Read Time: ~ 15-30 min

Github: multi_Regression



Multiple Regression

Data Overview

Ames, Iowa: Alternative to the Boston Housing Data ( 2006 to 2010 )

  • 2930 observations (Property Sales)
  • Explanatory variables.
  • 23 nominal - mainly dwelling structures.
  • 23 ordinal - rate various items in property.
  • 14 discrete - number of items; kitchens, bathrooms.
  • 20 continuous - typically are dimensions.

NOTE: Remove houses > 4000 sqft.

We want to view housing data with different regression analyses.

# Import libraries
import numpy as np
import pandas as pd
import seaborn as sns
import xgboost as xgb
import lightgbm as lgb
import pandas_profiling
import matplotlib as lib
import matplotlib.pyplot as plt

from pydataset import data
from scipy.special import boxcox1p
from sklearn.pipeline import make_pipeline
from sklearn.kernel_ridge import KernelRidge
from sklearn.metrics import mean_squared_error
from sklearn.preprocessing import RobustScaler
from sklearn.preprocessing import LabelEncoder
from sklearn.model_selection import KFold, cross_val_score, train_test_split
from sklearn.ensemble import RandomForestRegressor,  GradientBoostingRegressor
from sklearn.linear_model import ElasticNet, Lasso,  BayesianRidge, LassoLarsIC
from sklearn.base import BaseEstimator, TransformerMixin, RegressorMixin, clone
# Import test and train set
test = pd.read_csv('Ames Housing Data/test.csv')
train = pd.read_csv('Ames Housing Data/train.csv')

# View shape of data
print('Shape of test set', test.shape)
print('Shape of train set', train.shape)

OUTPUT:

Shape of test set (1459, 80)
Shape of train set (1460, 81)

Exploratory Data Analysis

Housing price distribution.

lib.rcParams['figure.facecolor']= 'black'
lib.rcParams['axes.facecolor']= 'black'
lib.rcParams['lines.markersize'] = 10
lib.rcParams["scatter.marker"] = '.'
lib.rcParams['figure.titlesize']= 100
lib.rcParams['figure.figsize']=(18, 5)
plt.xticks(color='w')
plt.xlabel('Price', color='w')
plt.ylabel('Ratio', color='w')
plt.yticks(color='w')
plt.figtext(.5,.9,'Housing Price Distribution', fontsize=20, ha='center', color='w')

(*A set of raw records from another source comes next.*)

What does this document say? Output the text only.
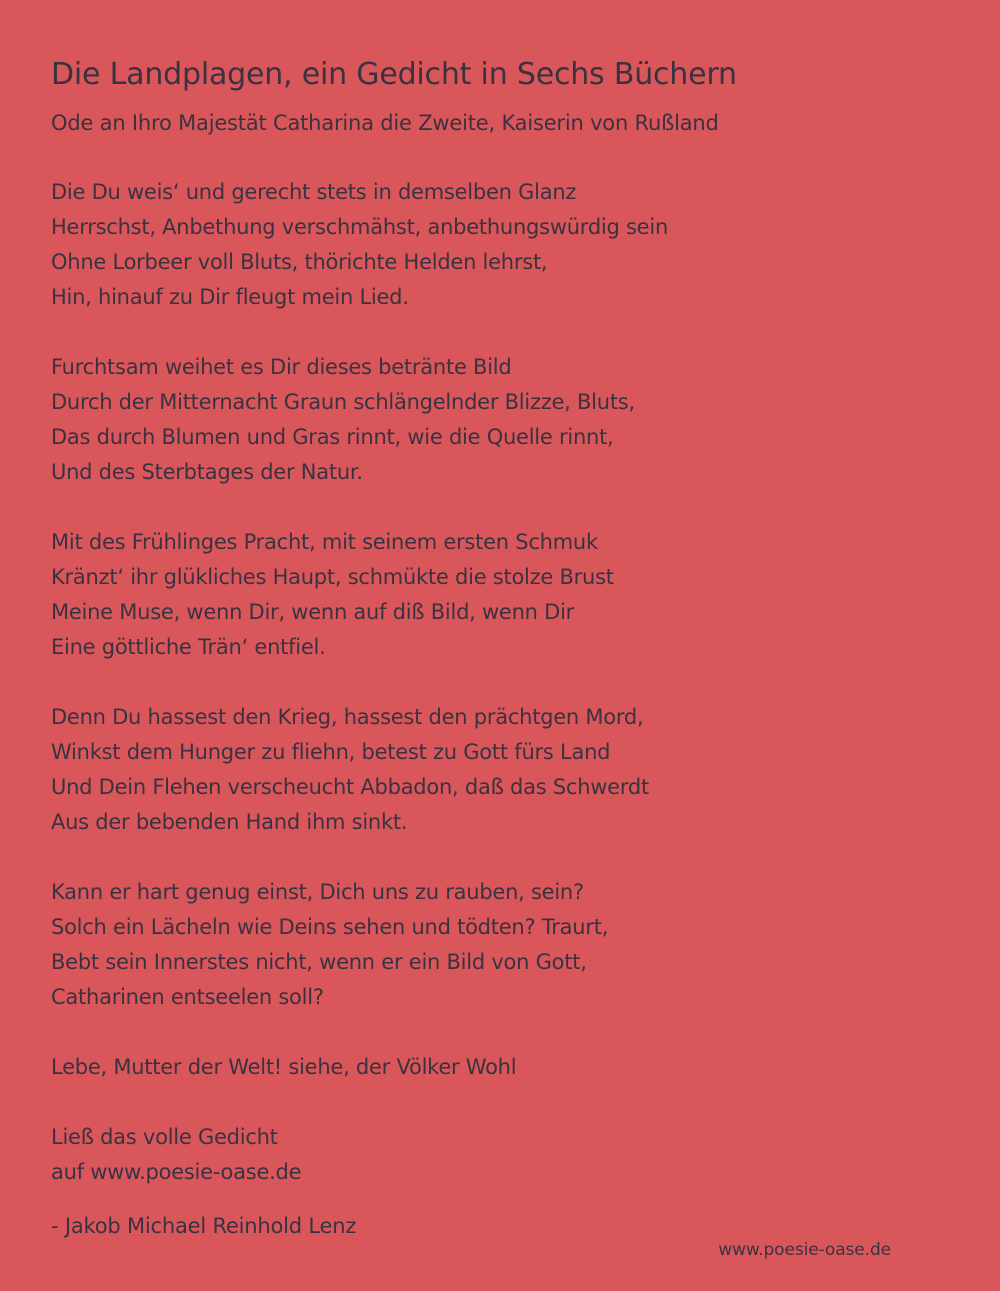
Die Landplagen, ein Gedicht in Sechs Büchern
Ode an Ihro Majestät Catharina die Zweite, Kaiserin von Rußland
Die Du weis‘ und gerecht stets in demselben Glanz
Herrschst, Anbethung verschmähst, anbethungswürdig sein
Ohne Lorbeer voll Bluts, thörichte Helden lehrst,
Hin, hinauf zu Dir fleugt mein Lied.
Furchtsam weihet es Dir dieses betränte Bild
Durch der Mitternacht Graun schlängelnder Blizze, Bluts,
Das durch Blumen und Gras rinnt, wie die Quelle rinnt,
Und des Sterbtages der Natur.
Mit des Frühlinges Pracht, mit seinem ersten Schmuk
Kränzt‘ ihr glükliches Haupt, schmükte die stolze Brust
Meine Muse, wenn Dir, wenn auf diß Bild, wenn Dir
Eine göttliche Trän‘ entfiel.
Denn Du hassest den Krieg, hassest den prächtgen Mord,
Winkst dem Hunger zu fliehn, betest zu Gott fürs Land
Und Dein Flehen verscheucht Abbadon, daß das Schwerdt
Aus der bebenden Hand ihm sinkt.
Kann er hart genug einst, Dich uns zu rauben, sein?
Solch ein Lächeln wie Deins sehen und tödten? Traurt,
Bebt sein Innerstes nicht, wenn er ein Bild von Gott,
Catharinen entseelen soll?
Lebe, Mutter der Welt! siehe, der Völker Wohl
Ließ das volle Gedicht
auf www.poesie-oase.de
- Jakob Michael Reinhold Lenz
www.poesie-oase.de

ax = sns.distplot(train.SalePrice, rug=True,
                  rug_kws={"color": "darkgrey", "lw": .3, "height":.1, 'alpha':1},
                  kde_kws={"color": "r", "lw": 1, "label": "KDE"},
                  hist_kws={"histtype": "step", "linewidth": 1, "alpha":1, "color": "r"})

Housing Distribution

Skewness and Kurtosis

print("Skewness: ", train['SalePrice'].skew(), '| Biased towards the right due to a few high outliers.')
print("Kurtosis: ", train['SalePrice'].kurt(), '| Sharpness of peak, normal dist = 3')
print('Average House Price: ', round(train['SalePrice'].mean()))

OUTPUT:

Skewness:  1.8828757597682129 | Biased towards the right due to a few high outliers.
Kurtosis:  6.536281860064529 | Sharpness of peak, normal dist = 3
Average House Price:  180921.0

Review price to sqft to find outliers.

lib.rcParams['figure.facecolor']= 'black'
lib.rcParams['axes.facecolor']= 'black'
lib.rcParams['lines.markersize'] = 10
lib.rcParams["scatter.marker"] = '.'
lib.rcParams['figure.titlesize']= 100
lib.rcParams['figure.figsize']=(15, 10)
plt.xticks(color='w')
plt.xlabel('Price', color='w')
plt.ylabel('Squarefoot', color='w')
plt.yticks(color='w')

sns.scatterplot(data=train, x='SalePrice', y='GrLivArea')
plt.figtext(.5,.9,'Housing | Price Vs. Sqft', fontsize=20, ha='center', color='w')

Price vs. Squarefootage

By removing the 4 outliers, we’re now able to bring our data closer to a normal distribution.

train = train[train['GrLivArea'] < 4000]

Skewness and Kurtosis - 2nd check.

print("Skewness: ", train['SalePrice'].skew(), '| Biased towards the right due to a few high outliers.')
print("Kurtosis: ", train['SalePrice'].kurt(), '| Sharpness of peak, normal dist = 3')
print('Average House Price: ', round(train['SalePrice'].mean()))

OUTPUT:

Skewness:  1.5659592925562151 | Biased towards the right due to a few high outliers.
Kurtosis:  3.8852828233316745 | Sharpness of peak, normal dist = 3
Average House Price:  180151.0

Correlations

#correlation matrix
lib.rcParams['figure.facecolor']= 'w'

corrmat = train.corr()
f, ax = plt.subplots(figsize=(12, 9))
sns.heatmap(corrmat, vmax=.8, square=True)

Correlation Plot

Positive correlation distribution

c = train.corr()
s = c.unstack()
positive_corr = s.sort_values(kind="quicksort", ascending=False)
negative_corr = s.sort_values(kind="quicksort")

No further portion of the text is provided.